Not only evaluators contemplate about such questions from time to time. More and more commissioners and political decision-makers want to know if they can trust evaluations and what they can actually learn from them. Moreover, the added value of such exercises for providing the empirical basis for decision making remain often obscure. Hence it is no wonder that the demand for meta-evaluations rises.

We all know what evaluations are good for and how we should implement them, don’t we? There are numerous textbooks, training programs, podcasts, which provide methodological and practical guidance. Complying with such standards and following scientific codes of conduct should warrant valid, reliable and useful findings. – But can we prove it? How do we actually find out about the methodological quality of an evaluation, the validity and reliability of its findings, and eventually the usefulness of its conclusions and recommendations? Basically, how can we distinguish a good one from a bad one?
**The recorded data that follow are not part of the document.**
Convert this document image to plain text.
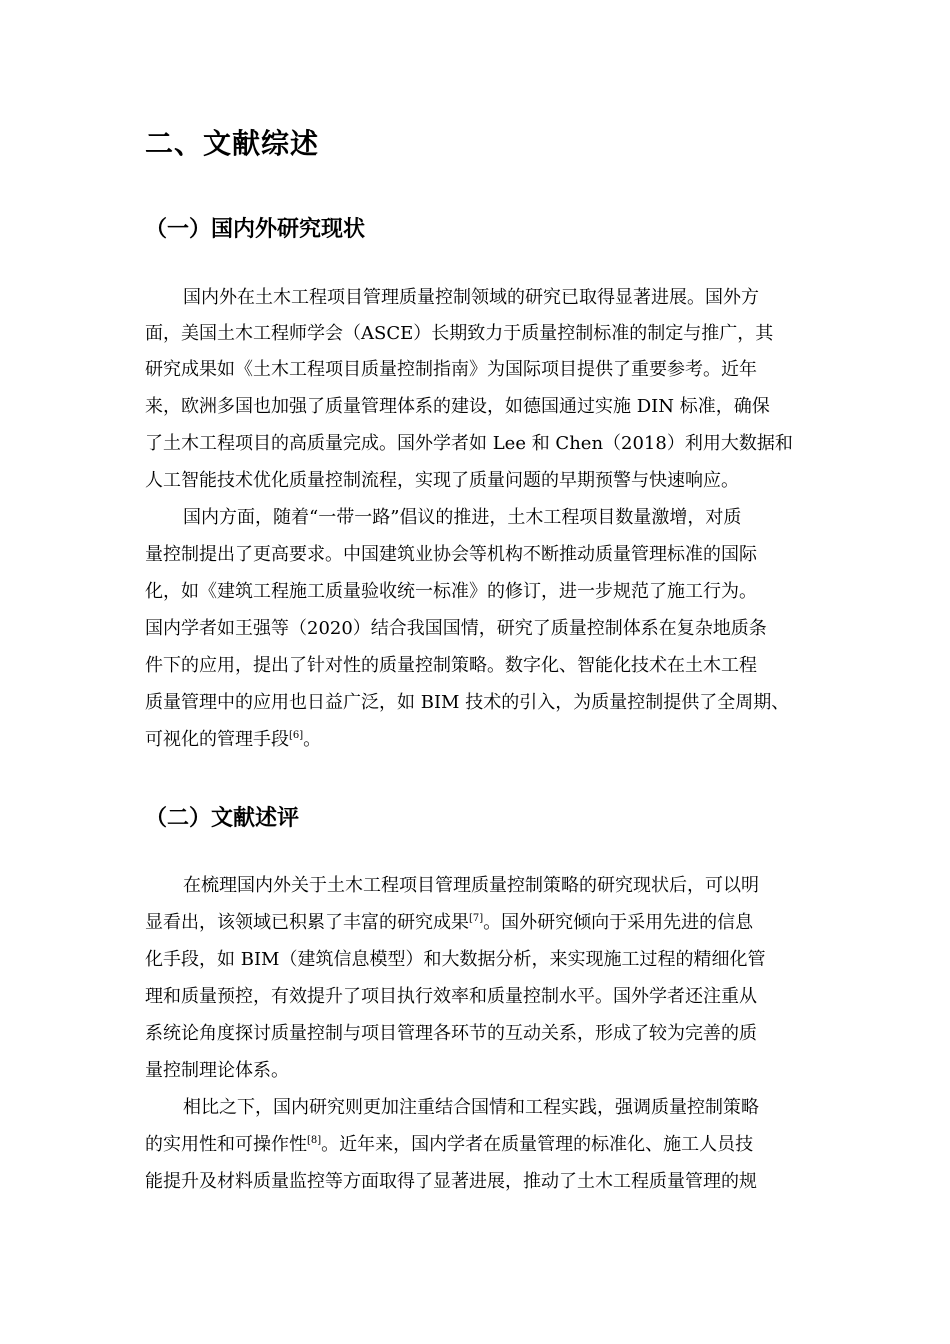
二、文献综述
（一）国内外研究现状

国内外在土木工程项目管理质量控制领域的研究已取得显著进展。国外方

面，美国土木工程师学会（ASCE）长期致力于质量控制标准的制定与推广，其

研究成果如《土木工程项目质量控制指南》为国际项目提供了重要参考。近年

来，欧洲多国也加强了质量管理体系的建设，如德国通过实施 DIN 标准，确保

了土木工程项目的高质量完成。国外学者如 Lee 和 Chen（2018）利用大数据和

人工智能技术优化质量控制流程，实现了质量问题的早期预警与快速响应。

国内方面，随着“一带一路”倡议的推进，土木工程项目数量激增，对质

量控制提出了更高要求。中国建筑业协会等机构不断推动质量管理标准的国际

化，如《建筑工程施工质量验收统一标准》的修订，进一步规范了施工行为。

国内学者如王强等（2020）结合我国国情，研究了质量控制体系在复杂地质条

件下的应用，提出了针对性的质量控制策略。数字化、智能化技术在土木工程

质量管理中的应用也日益广泛，如 BIM 技术的引入，为质量控制提供了全周期、

可视化的管理手段[6]。

（二）文献述评

在梳理国内外关于土木工程项目管理质量控制策略的研究现状后，可以明

显看出，该领域已积累了丰富的研究成果[7]。国外研究倾向于采用先进的信息

化手段，如 BIM（建筑信息模型）和大数据分析，来实现施工过程的精细化管

理和质量预控，有效提升了项目执行效率和质量控制水平。国外学者还注重从

系统论角度探讨质量控制与项目管理各环节的互动关系，形成了较为完善的质

量控制理论体系。

相比之下，国内研究则更加注重结合国情和工程实践，强调质量控制策略

的实用性和可操作性[8]。近年来，国内学者在质量管理的标准化、施工人员技

能提升及材料质量监控等方面取得了显著进展，推动了土木工程质量管理的规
These are exactly the questions we want to answer in this workshop. We discuss criteria that help us decide if we can trust an evaluation, how we can assess its methodological quality, check if it was appropriately prepared and implemented, and eventually of use. We further jointly elaborate a meta-evaluation approach from the analysis grid to suitable methods for content analysis. Going beyond the evaluation report, we dive into the potentials of meta-evaluation as well as its limitations.

So, if you want to know how to evaluate an evaluation, come in and find out. Bring along – actually please send it a few days in advance – an evaluation you always wanted to know how good it is. I promise you, afterwards you will know (better).